Our notion of scaling up content analysis therefore should be seen as a guiding principle and aid for researchers that are in the adopting automated content analysis techniques. The principle of scaling up implies that already at the design phase one should think about how to re-use data and analysis, thereby focusing on the scalability of the approach. Scalability does not only refer to storage size of computational power, but also to things like making it scriptable, and to the avoidance of manual interventions. Manually copy-pasting something might be fine for one file, but what if you have hundreds of them?

For future work, the line of reasoning to behind our criteria for a framework for scaled-up content analysis can be extended. For instance, one can think of making sure that each module in such a framework (input filters, text-processing facilities, analyses) is implemented in a standardized way, to make sure that people with minimal programming knowledge can add or modify these elements (think of student assistants who followed a methods course). This would also make it easier to increase the number of modules to make it more useful for more colleagues to create synergy effects.

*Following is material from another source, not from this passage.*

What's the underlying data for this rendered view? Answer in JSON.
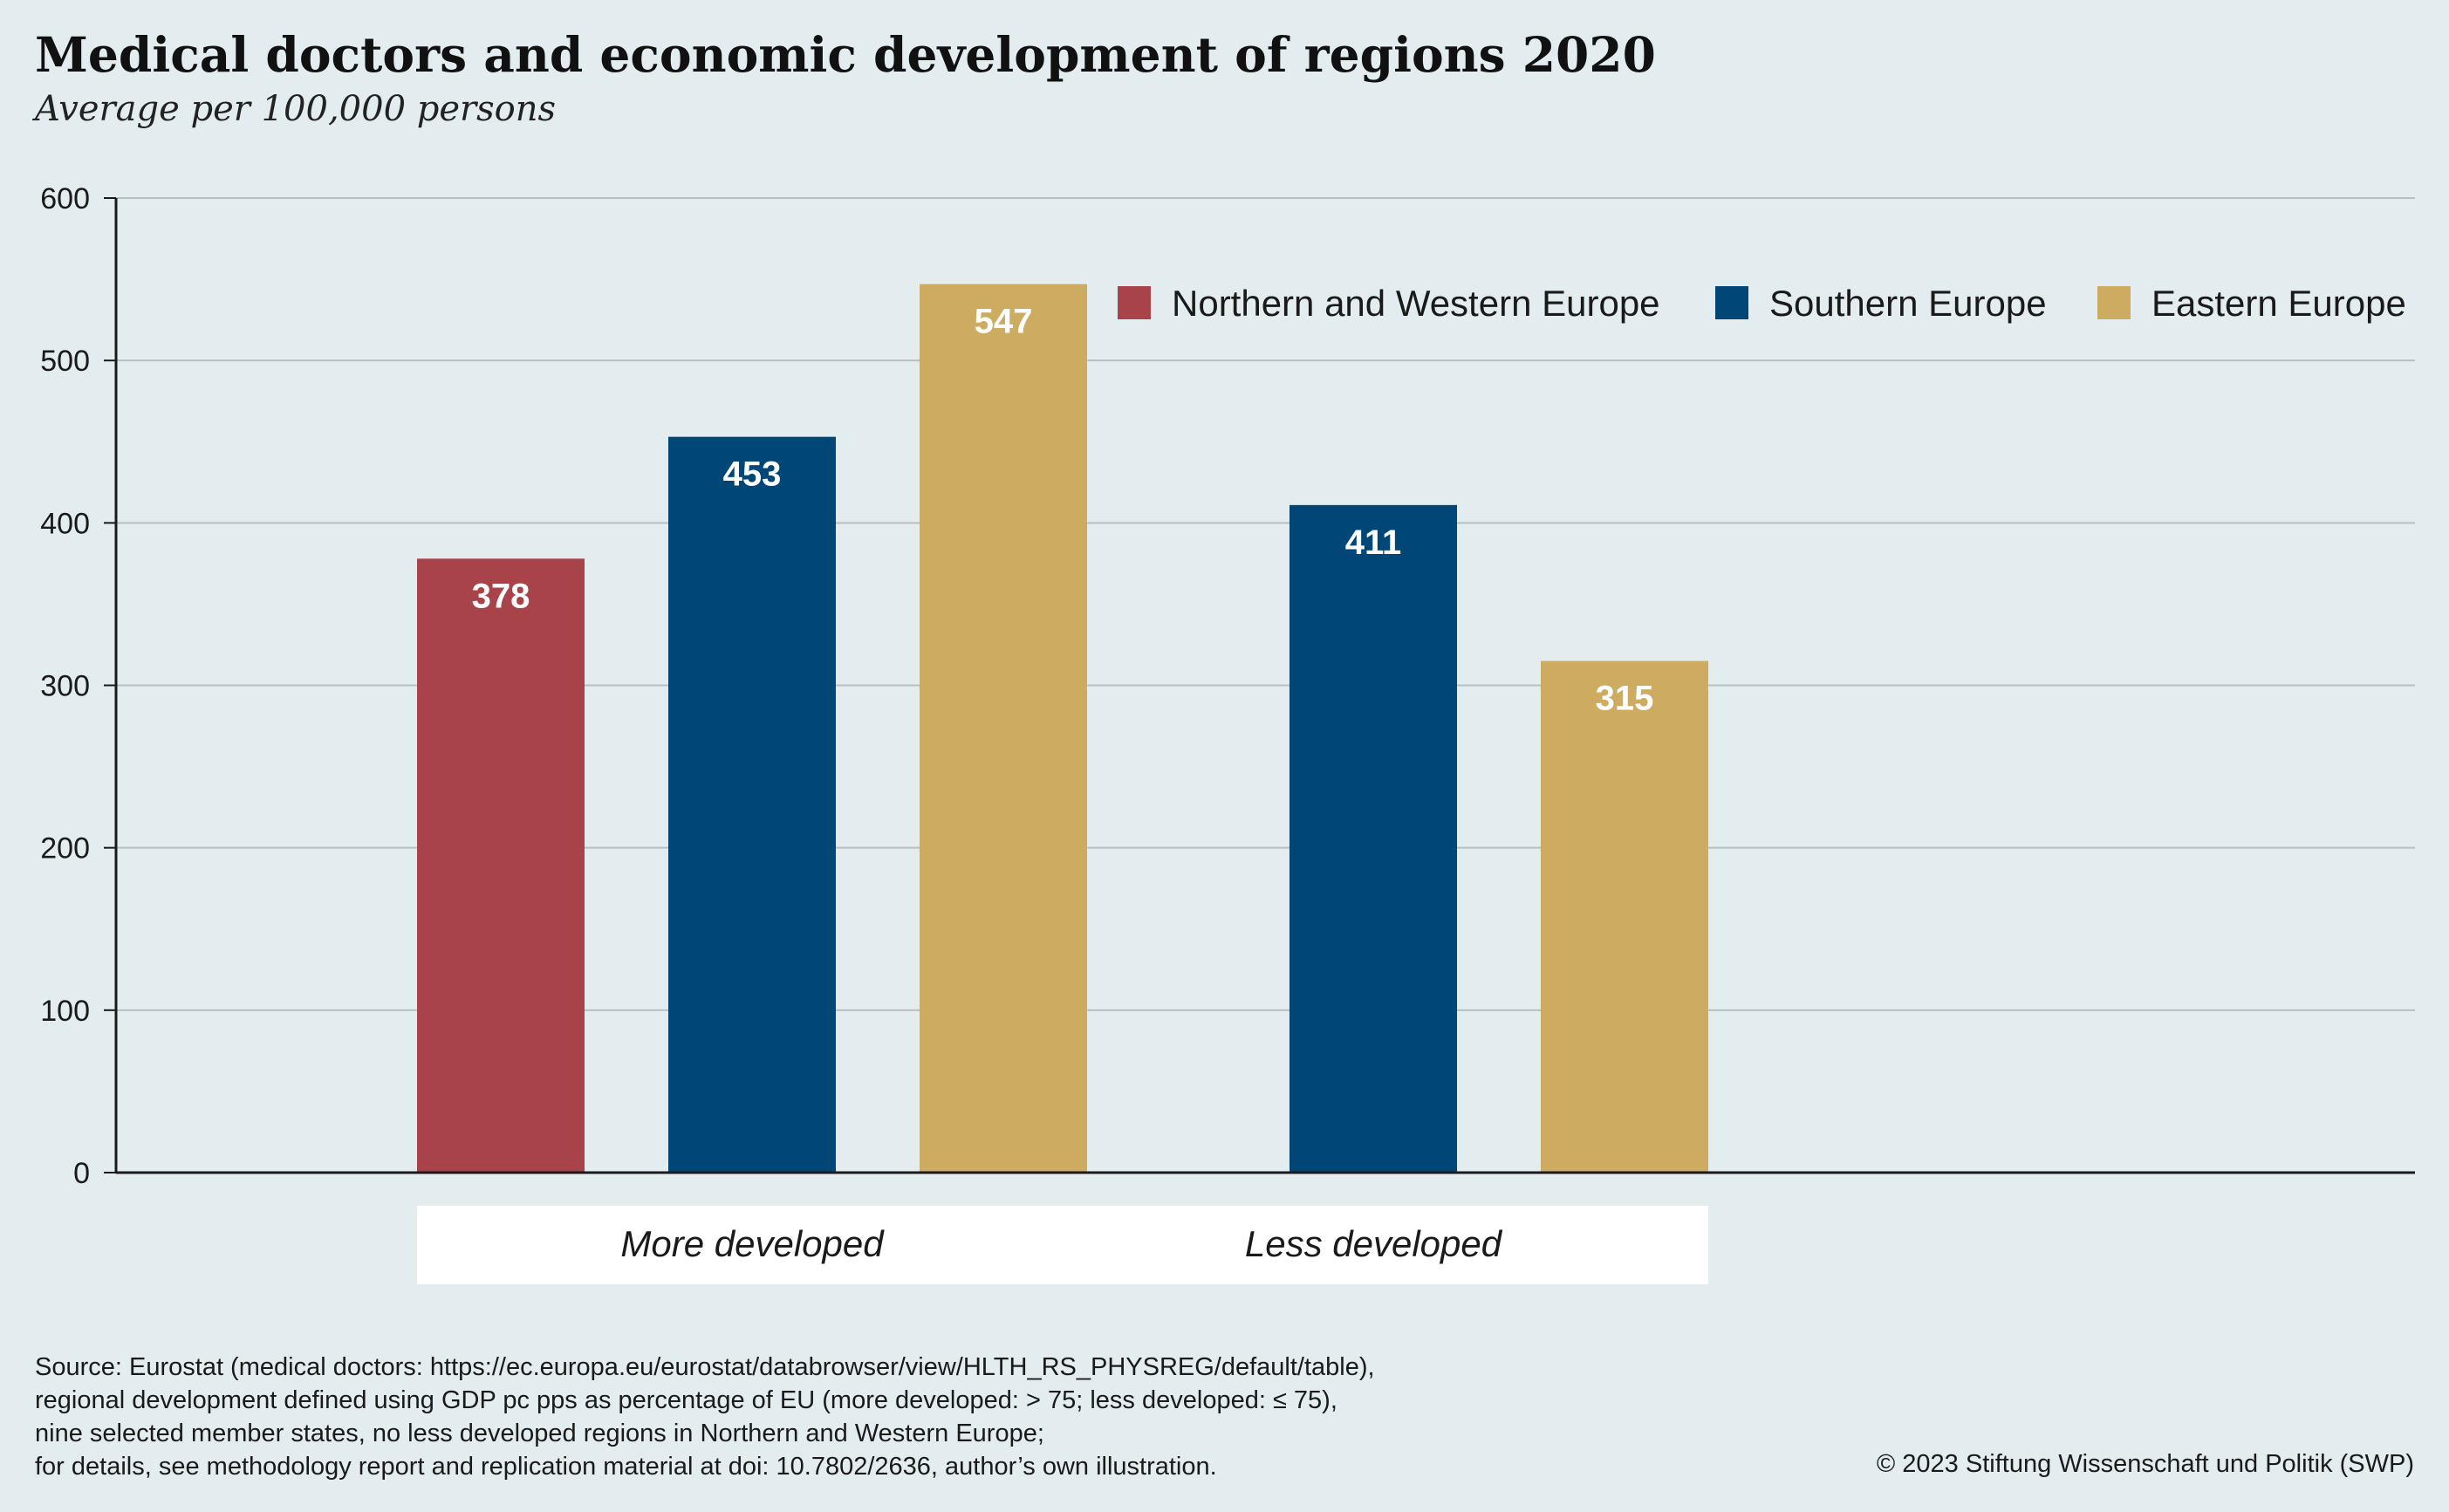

An additional way to extend an implemention as discribed in is to follow the example of frameworks which offer the possibility for human coders or annotators (in communication science lingo and computer science lingo, respectively) to manually code or annotate content (e.g., Niekler & Wiedemann, Citation2015; Van Atteveldt, Citation2008). This can be either useful in itself (if the automated part of the analysis is only meant to reduce the number of relevant articles), or it can be used as input to train a machine learning algorithm, which then classifies the rest of the material automatically.

Strycharz et al. (Citation2018) used such a function: They used a regular expression-based search query to identify potentially relevant articles in their database backend, but the retrieved articles where then presented to human annotators who could tag the articles as either relevant or not. While this approach, obviously, does not scale well, it nevertheless could be interesting as an additional component in a scalable framework: Because the annotators’ tags where stored in the database itself, one could try to train a supervised machine learning algorithm on it to improve future search results, which, in fact, would add to the system’s scalability.

Seeing the increased use of automated content analysis in communication science, we hope to see more implementations of systems that allow scaling up content analysis—but even more, we hope to spark a discussion on best practices for scaling up content analysis. After all, the journey has just begun.

Additional information

Funding

This work was carried out on the Dutch national e-infrastructure with the support of SURF Foundation.

Notes

1 Comparable special issues were published in 1993, 2008, and 2018.

2 We would like to thank an anonymous reviewer for pointing us to the comic strip available at https://xkcd.com/927/, which claims that an attempt to unify 14 competing standards will result in 15 competing standards.

3 This situation has improved, though, since more and more social scientists use environments like R or Python that allow for integrated workflows. Nevertheless, the large market for commercial tools like Provalis Wordstat or standalone-tools developed by individual scientists (e.g., http://leydesdorff.net/) illustrate that the use of standalone programs is still considerable.

5 While we have argued above that Big Data is not the most appropriate term for the type of data most social scientists work with, the general argument here remains true for smaller, but still very large datasets: There is little reason to draw a sample if enough computing power is available.

6 For an example of an exception, see Lansdall-Welfare et al. (Citation2017).

7 We do not discuss specific frameworks like Hadoop in detail, because they are for even large-scale content analysis not (yet) neccessary (for an exception, see Lansdall-Welfare et al., Citation2017). This may change, however, once it becomes more common to analyze non-textual data. For a comparison between MongoDB and Hadoop for social media research, we refer to Murthy and Bowman (Citation2014).